DeepSec 2012 Talk: The „WOW Effect“
If you have ever been in the position of analysing the remains of a compromised system, then you will probably know that a lot of forensic methods rely on data stored in file systems. Of course, you can always look at individual blocks, too, however sooner or later you will need the logical structure of the data. The question is: Do you rely on the file system to be honest with you? What happens if the file system (with a little help from the OS around it) tricks you into believing false information?

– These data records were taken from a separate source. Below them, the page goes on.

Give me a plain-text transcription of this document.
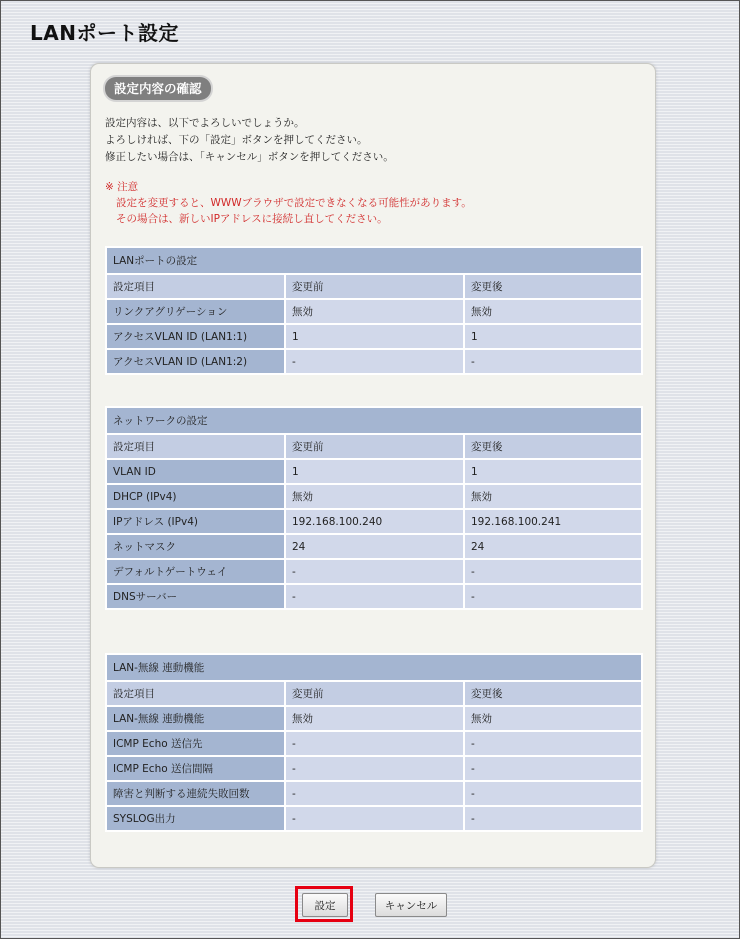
LANポート設定
設定内容の確認
設定内容は、以下でよろしいでしょうか。
よろしければ、下の「設定」ボタンを押してください。
修正したい場合は、「キャンセル」ボタンを押してください。
※ 注意
設定を変更すると、WWWブラウザで設定できなくなる可能性があります。
その場合は、新しいIPアドレスに接続し直してください。
LANポートの設定		
設定項目	変更前	変更後
リンクアグリゲーション	無効	無効
アクセスVLAN ID (LAN1:1)	1	1
アクセスVLAN ID (LAN1:2)	-	-
ネットワークの設定		
設定項目	変更前	変更後
VLAN ID	1	1
DHCP (IPv4)	無効	無効
IPアドレス (IPv4)	192.168.100.240	192.168.100.241
ネットマスク	24	24
デフォルトゲートウェイ	-	-
DNSサーバー	-	-
LAN-無線 連動機能		
設定項目	変更前	変更後
LAN-無線 連動機能	無効	無効
ICMP Echo 送信先	-	-
ICMP Echo 送信間隔	-	-
障害と判断する連続失敗回数	-	-
SYSLOG出力	-	-
設定	キャンセル
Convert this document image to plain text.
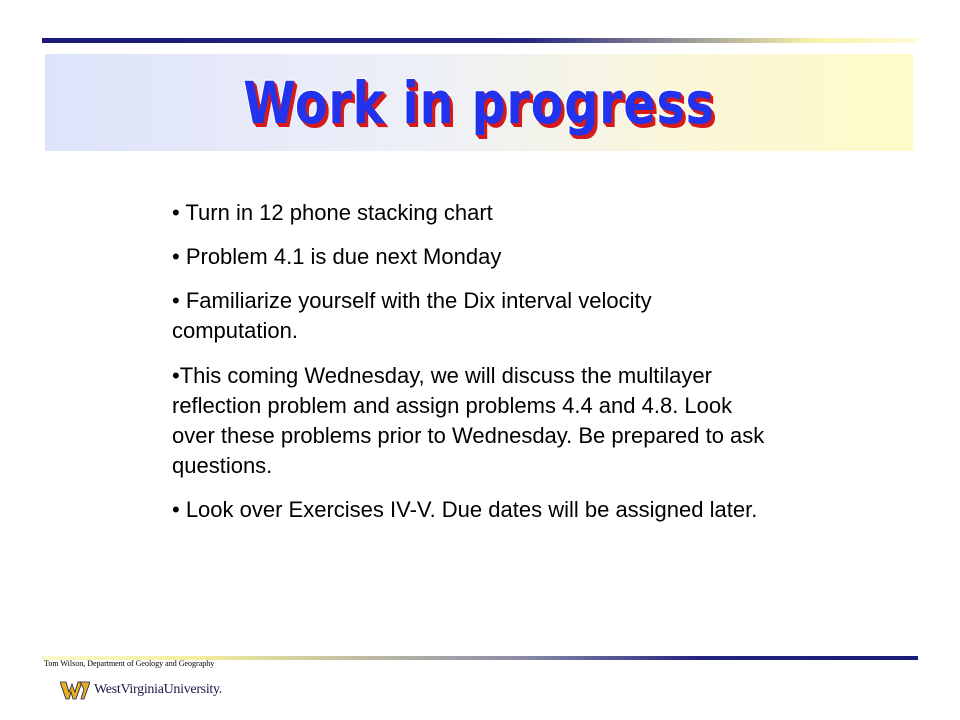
Work in progress
• Turn in 12 phone stacking chart
• Problem 4.1 is due next Monday
• Familiarize yourself with the Dix interval velocity computation.
•This coming Wednesday, we will discuss the multilayer reflection problem and assign problems 4.4 and 4.8. Look over these problems prior to Wednesday. Be prepared to ask questions.
• Look over Exercises IV-V. Due dates will be assigned later.
Tom Wilson, Department of Geology and Geography
WestVirginiaUniversity.
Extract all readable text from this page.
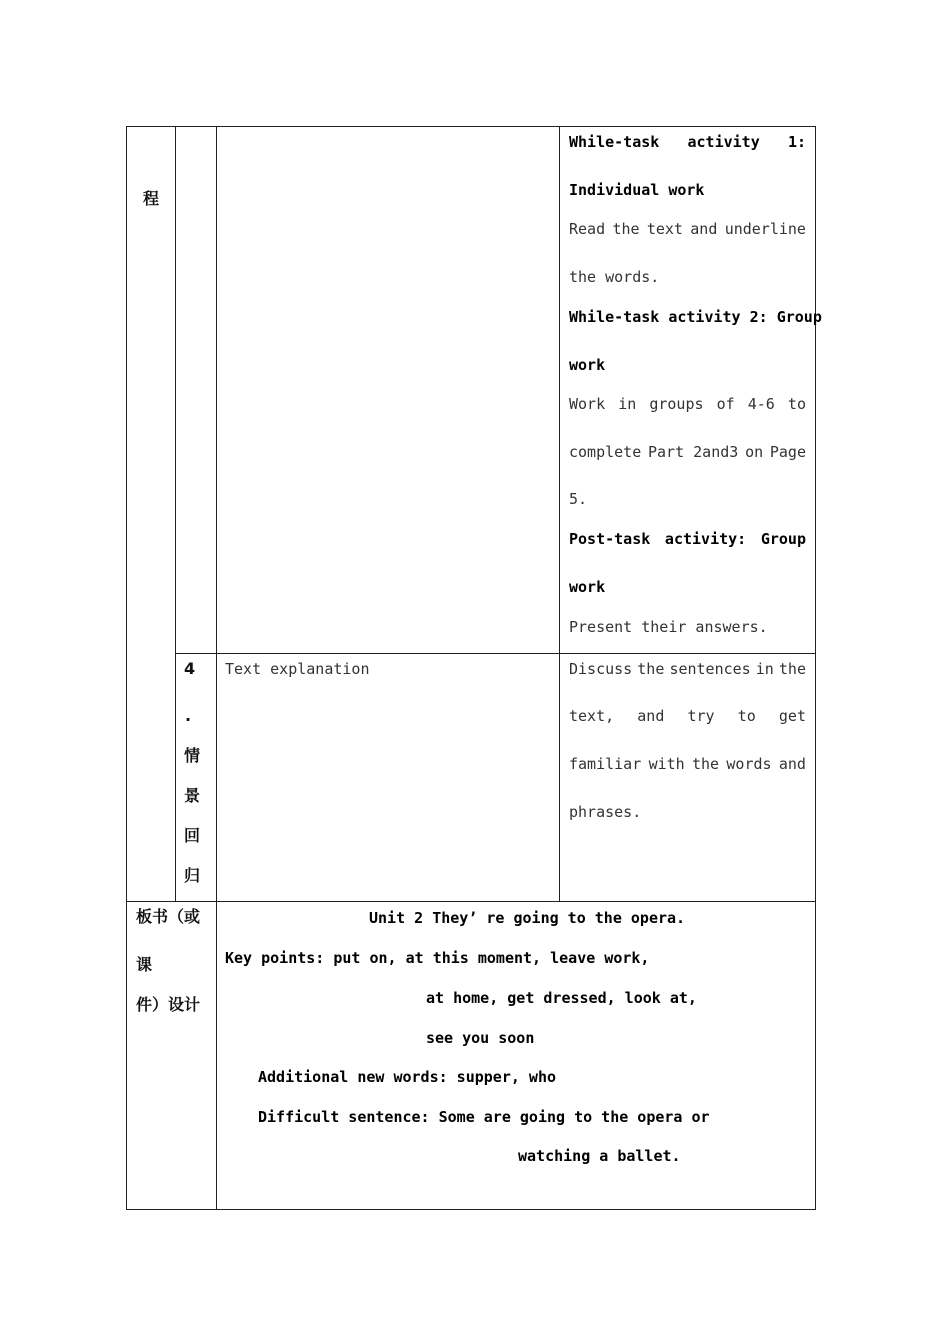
程
While-task activity 1:
Individual work
Read the text and underline
the words.
While-task activity 2: Group
work
Work in groups of 4-6 to
complete Part 2and3 on Page
5.
Post-task activity: Group
work
Present their answers.
4
.
情
景
回
归
Text explanation	Discuss the sentences in the
text, and try to get
familiar with the words and
phrases.
板书（或
课
件）设计
Unit 2 They’ re going to the opera.
Key points: put on, at this moment, leave work,
at home, get dressed, look at,
see you soon
Additional new words: supper, who
Difficult sentence: Some are going to the opera or
watching a ballet.
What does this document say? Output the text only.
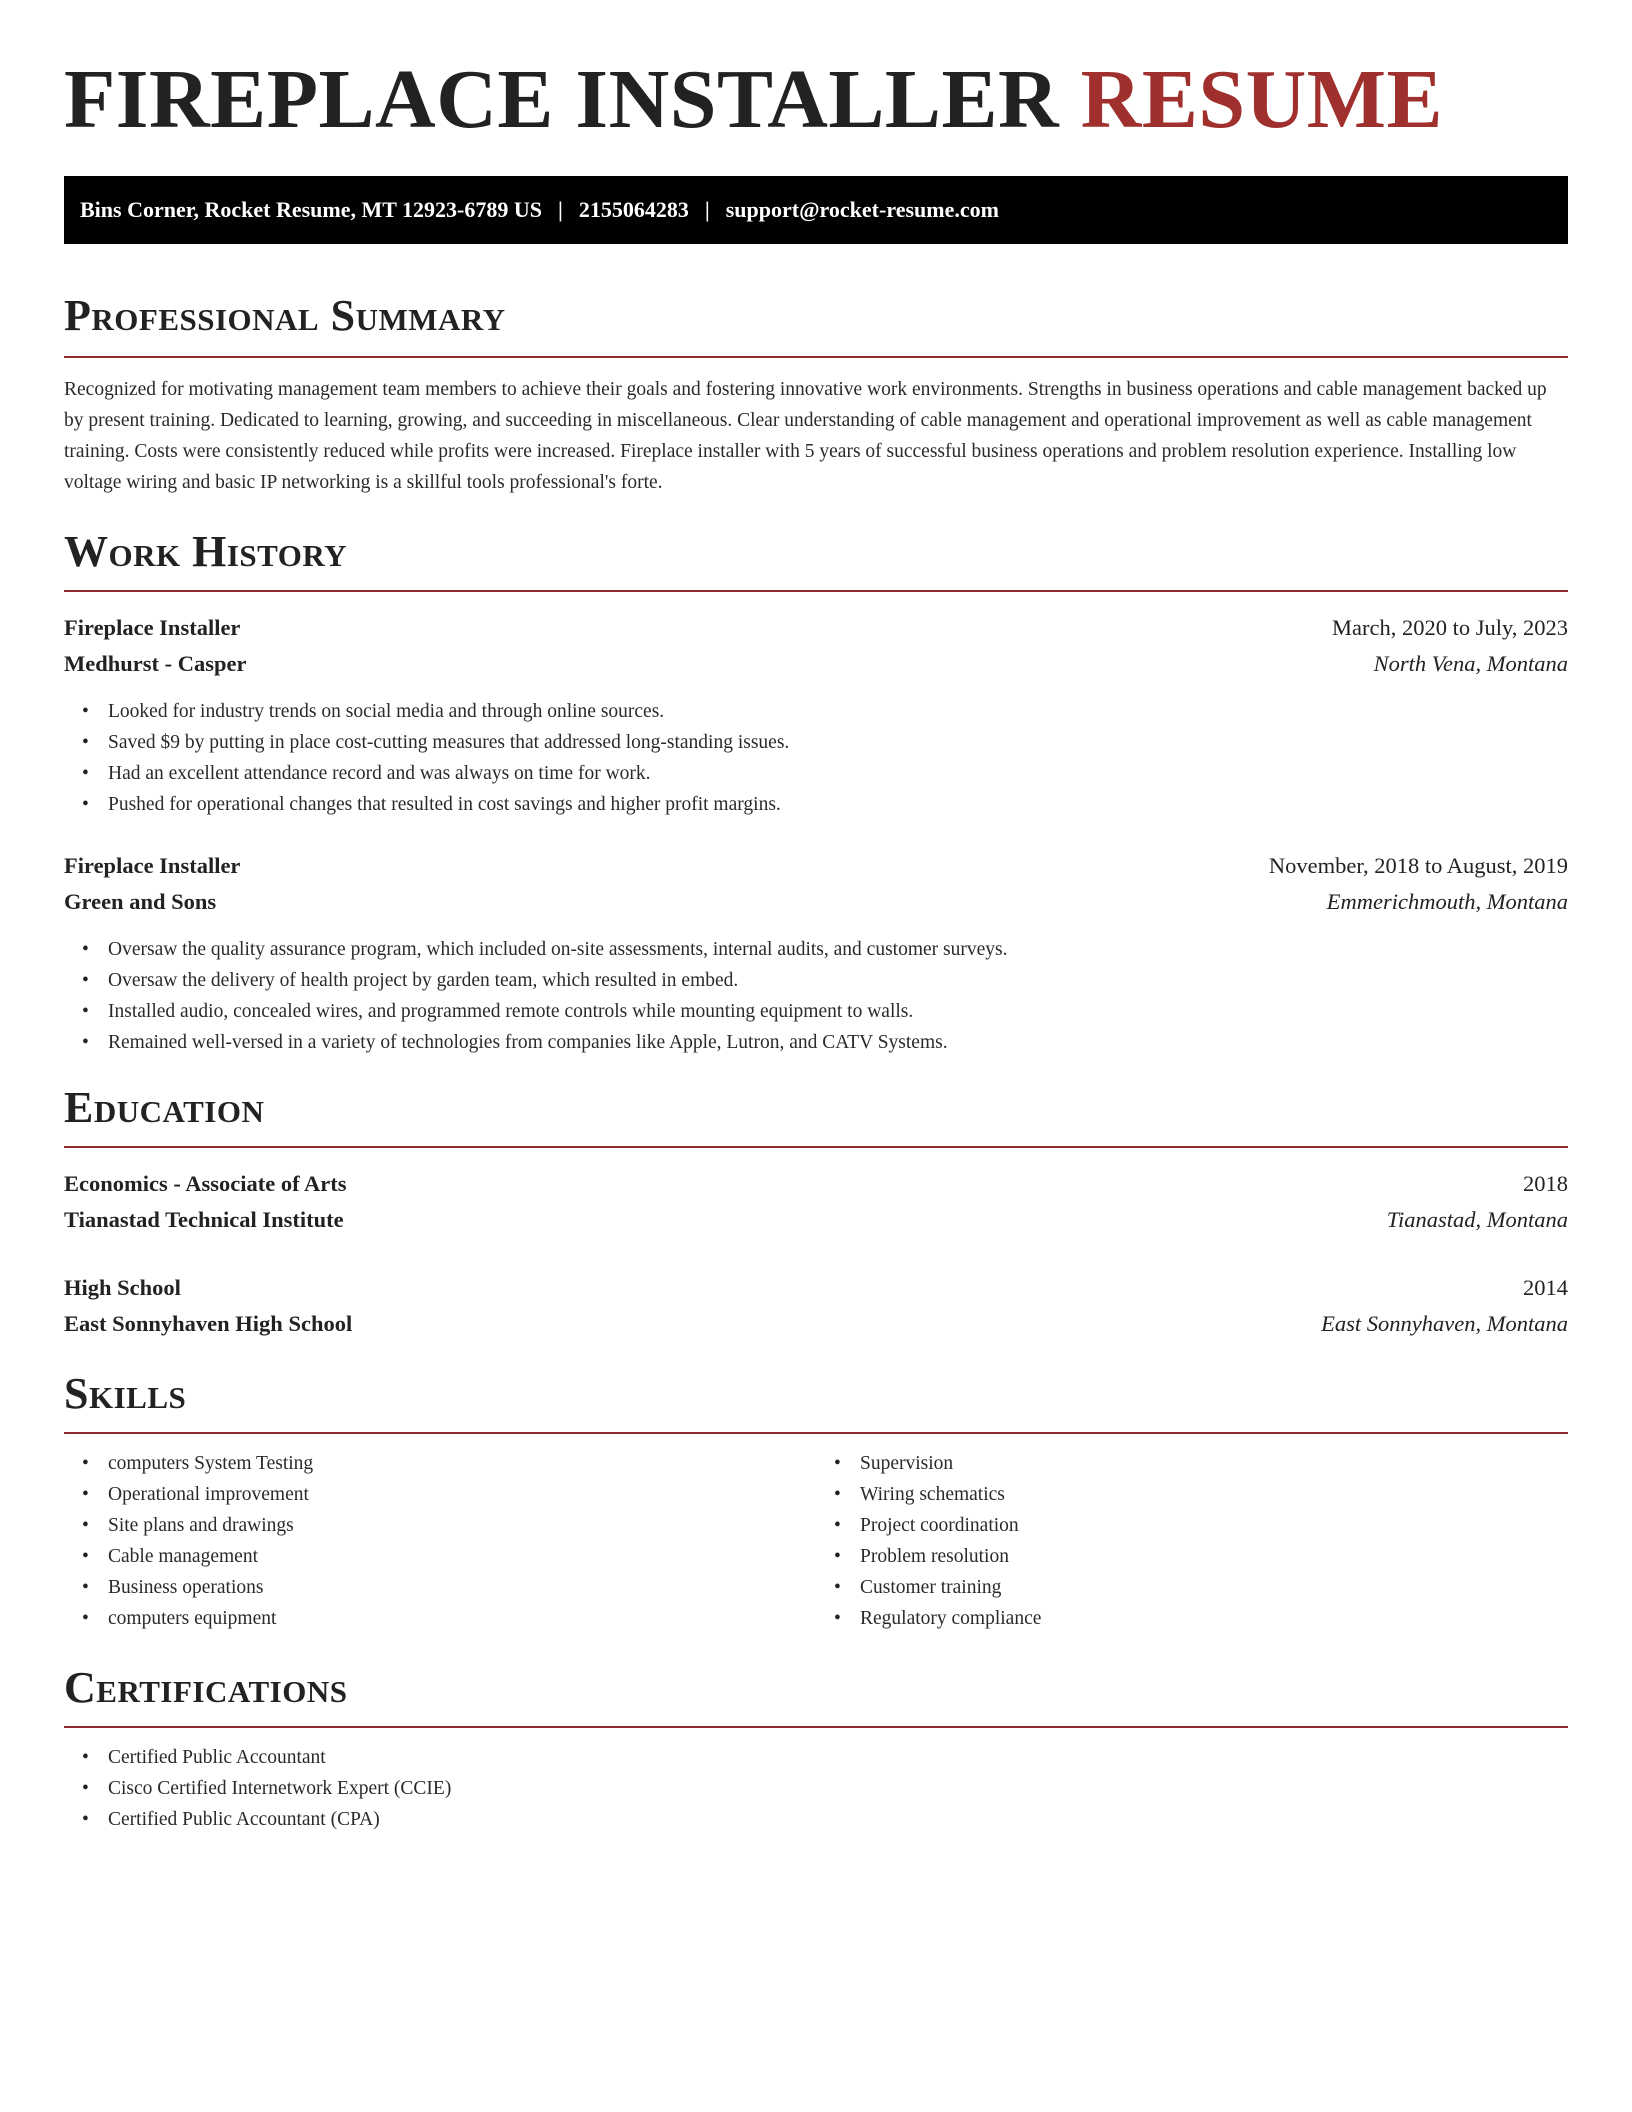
FIREPLACE INSTALLER RESUME
Bins Corner, Rocket Resume, MT 12923-6789 US | 2155064283 | support@rocket-resume.com
Professional Summary

Recognized for motivating management team members to achieve their goals and fostering innovative work environments. Strengths in business operations and cable management backed up by present training. Dedicated to learning, growing, and succeeding in miscellaneous. Clear understanding of cable management and operational improvement as well as cable management training. Costs were consistently reduced while profits were increased. Fireplace installer with 5 years of successful business operations and problem resolution experience. Installing low voltage wiring and basic IP networking is a skillful tools professional's forte.

Work History
Fireplace Installer	March, 2020 to July, 2023
Medhurst - Casper	North Vena, Montana
• Looked for industry trends on social media and through online sources.
• Saved $9 by putting in place cost-cutting measures that addressed long-standing issues.
• Had an excellent attendance record and was always on time for work.
• Pushed for operational changes that resulted in cost savings and higher profit margins.
Fireplace Installer	November, 2018 to August, 2019
Green and Sons	Emmerichmouth, Montana
• Oversaw the quality assurance program, which included on-site assessments, internal audits, and customer surveys.
• Oversaw the delivery of health project by garden team, which resulted in embed.
• Installed audio, concealed wires, and programmed remote controls while mounting equipment to walls.
• Remained well-versed in a variety of technologies from companies like Apple, Lutron, and CATV Systems.
Education
Economics - Associate of Arts	2018
Tianastad Technical Institute	Tianastad, Montana
High School	2014
East Sonnyhaven High School	East Sonnyhaven, Montana
Skills
• computers System Testing
• Operational improvement
• Site plans and drawings
• Cable management
• Business operations
• computers equipment
• Supervision
• Wiring schematics
• Project coordination
• Problem resolution
• Customer training
• Regulatory compliance
Certifications
• Certified Public Accountant
• Cisco Certified Internetwork Expert (CCIE)
• Certified Public Accountant (CPA)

The answer is easy. Your investigation will fail. Christian Wojner from CERT.at has a presentation for you which describes the stunning „WOW Effect“ stemming from Microsoft’s WoW64 technology.
WoW64 is the abbreviation for Windows 32-bit on Windows 64-bit. It allows 64-bit version of Microsoft Windows to tun 32-bit applications. This abstraction layer is more complicated than simply executing the binary in the right CPU context. It also translates function calls, pointer and stack manipulations to run a Windows 32-bit application without any modifications. In addition it includes file‐system virtualization features. The problem is that file access is transparently redirected to other directories in certain cases. This is the crucial point for investigations such as infection-driven forensics, malware analysis or other tasks where you have to rely on what the file system tells you. This issue is not a new discovery and no software vulnerability, but it need to be understood by anyone dealing with digital investigations.
So if you are in the business of digital forensics, you should take a look at Christian’s talk. Even if forensics or malware analysis is not your daily occupation, you should now about the peculiarities of the OS you are using. When it comes to problems, especially security-wise, every detail matters.